3.2 La sentenza d’appello ─ pur a fronte dei puntuali motivi di gravame, analiticamente riportati nel ricorso dell’amministrazione finanziaria ─ si è limitata a riconoscere la deducibilità dei costi infragruppo sulla base di un generico richiamo alla sentenza di primo grado, dal quale non è dato discernere se siano stati valutati elementi idonei a consentire l’assolvimento dell’onere probatorio che grava sulla società beneficiaria del servizio, nei termini ai quali si è più sopra fatto cenno.

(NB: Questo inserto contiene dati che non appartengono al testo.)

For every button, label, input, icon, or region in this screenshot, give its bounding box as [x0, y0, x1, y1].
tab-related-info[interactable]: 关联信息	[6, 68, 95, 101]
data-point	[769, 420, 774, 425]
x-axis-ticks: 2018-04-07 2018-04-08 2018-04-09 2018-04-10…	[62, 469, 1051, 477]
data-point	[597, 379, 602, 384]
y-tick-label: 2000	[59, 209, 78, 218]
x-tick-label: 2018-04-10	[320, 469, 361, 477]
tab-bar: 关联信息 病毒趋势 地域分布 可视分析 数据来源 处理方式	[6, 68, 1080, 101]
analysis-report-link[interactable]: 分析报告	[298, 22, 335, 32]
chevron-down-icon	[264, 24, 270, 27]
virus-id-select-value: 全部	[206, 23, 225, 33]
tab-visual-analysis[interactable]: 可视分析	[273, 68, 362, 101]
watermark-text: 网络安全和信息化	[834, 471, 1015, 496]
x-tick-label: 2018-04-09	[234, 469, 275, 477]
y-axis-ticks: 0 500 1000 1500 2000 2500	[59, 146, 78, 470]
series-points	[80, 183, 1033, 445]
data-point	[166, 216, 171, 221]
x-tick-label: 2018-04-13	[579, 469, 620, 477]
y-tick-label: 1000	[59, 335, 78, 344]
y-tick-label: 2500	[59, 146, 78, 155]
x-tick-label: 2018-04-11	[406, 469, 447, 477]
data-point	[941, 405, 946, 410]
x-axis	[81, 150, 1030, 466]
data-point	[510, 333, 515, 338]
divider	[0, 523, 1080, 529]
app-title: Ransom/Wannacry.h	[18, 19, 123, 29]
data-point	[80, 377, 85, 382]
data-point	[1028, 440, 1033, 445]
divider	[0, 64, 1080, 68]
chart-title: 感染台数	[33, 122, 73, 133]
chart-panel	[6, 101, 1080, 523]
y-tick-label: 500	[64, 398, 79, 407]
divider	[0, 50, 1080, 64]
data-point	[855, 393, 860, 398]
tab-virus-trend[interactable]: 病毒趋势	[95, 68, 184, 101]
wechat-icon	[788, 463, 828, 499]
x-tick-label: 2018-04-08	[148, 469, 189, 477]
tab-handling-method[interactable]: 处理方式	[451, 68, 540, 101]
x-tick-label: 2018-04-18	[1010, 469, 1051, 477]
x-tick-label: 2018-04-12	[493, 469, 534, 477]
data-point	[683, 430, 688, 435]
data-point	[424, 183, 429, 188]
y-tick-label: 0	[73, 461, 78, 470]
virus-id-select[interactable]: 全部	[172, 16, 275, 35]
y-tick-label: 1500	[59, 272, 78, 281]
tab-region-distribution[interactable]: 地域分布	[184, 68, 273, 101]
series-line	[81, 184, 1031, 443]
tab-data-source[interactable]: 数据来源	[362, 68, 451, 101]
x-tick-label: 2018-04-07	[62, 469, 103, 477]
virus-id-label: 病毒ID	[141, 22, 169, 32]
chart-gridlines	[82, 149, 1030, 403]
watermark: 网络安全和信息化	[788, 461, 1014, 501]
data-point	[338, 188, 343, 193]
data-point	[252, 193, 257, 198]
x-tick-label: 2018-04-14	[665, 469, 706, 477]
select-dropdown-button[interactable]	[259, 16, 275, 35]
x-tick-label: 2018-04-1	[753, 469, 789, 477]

La pronunzia impugnata appare dunque viziata sotto il denunziato profilo della conformità al canone motivazionale, risolvendosi il predetto richiamo in un corredo argomentativo che non raggiunge la soglia del “minimo costituzionale” richiesto dall’art. 111, comma sesto, Cost.; in particolare dal rinvio al «contesto motivazionale» della sentenza di primo grado, operato dai giudici d’appello, non emerge che abbia avuto luogo alcun «autonomo esame critico dei motivi d’impugnazione, con richiamo ai contenuti degli atti cui si rinvia», che la giurisprudenza di questa Corte ha ritenuto necessario per ritenere rispettato l’evocato parametro costituzionale (cfr. Cass. n. 21443/2022; Cass. n. 2397/2021).

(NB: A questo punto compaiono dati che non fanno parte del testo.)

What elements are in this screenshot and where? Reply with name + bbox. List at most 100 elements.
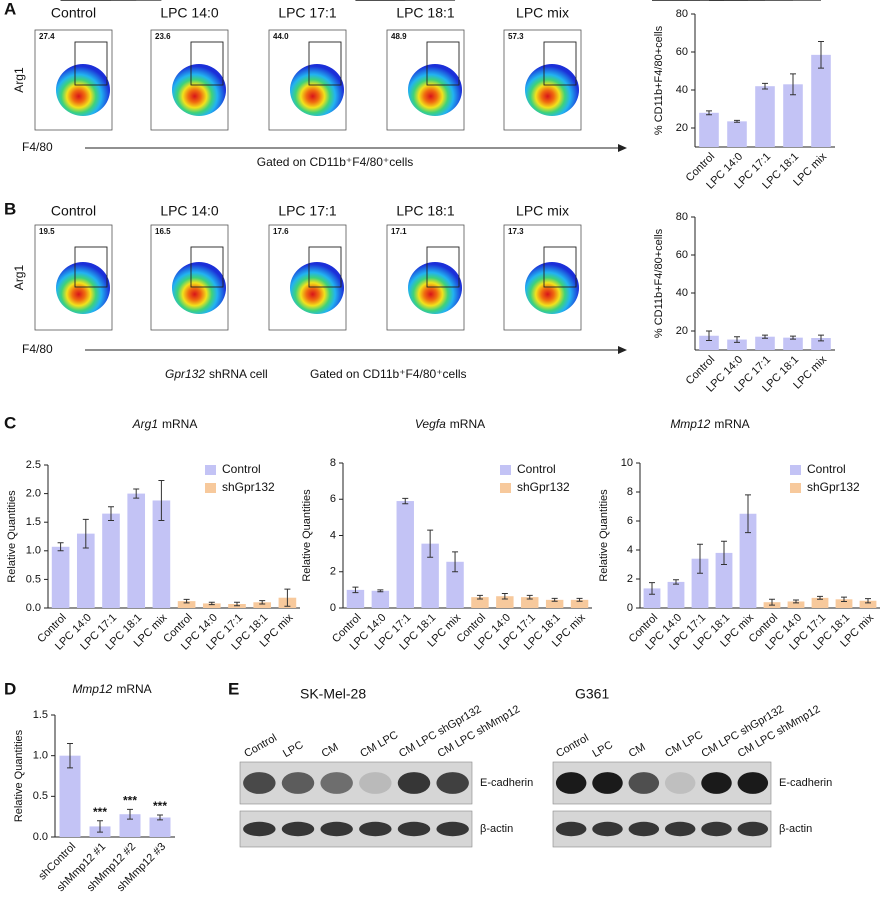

4. Conseguentemente, il ricorso dell’Agenzia delle entrate va accolto e la sentenza impugnata va cassata con rinvio alla Corte di giustizia tributaria di secondo grado della Lombardia, che, decidendo in diversa composizione, si conformerà all’indicato principio di diritto, provvedendo anche alla liquidazione delle spese del giudizio di legittimità.
P.Q.M.
La Corte accoglie il primo motivo di ricorso, assorbito il restante, cassa la sentenza impugnata e rinvia alla Corte di giustizia tributaria di secondo grado della Lombardia, in diversa composizione, anche per le spese.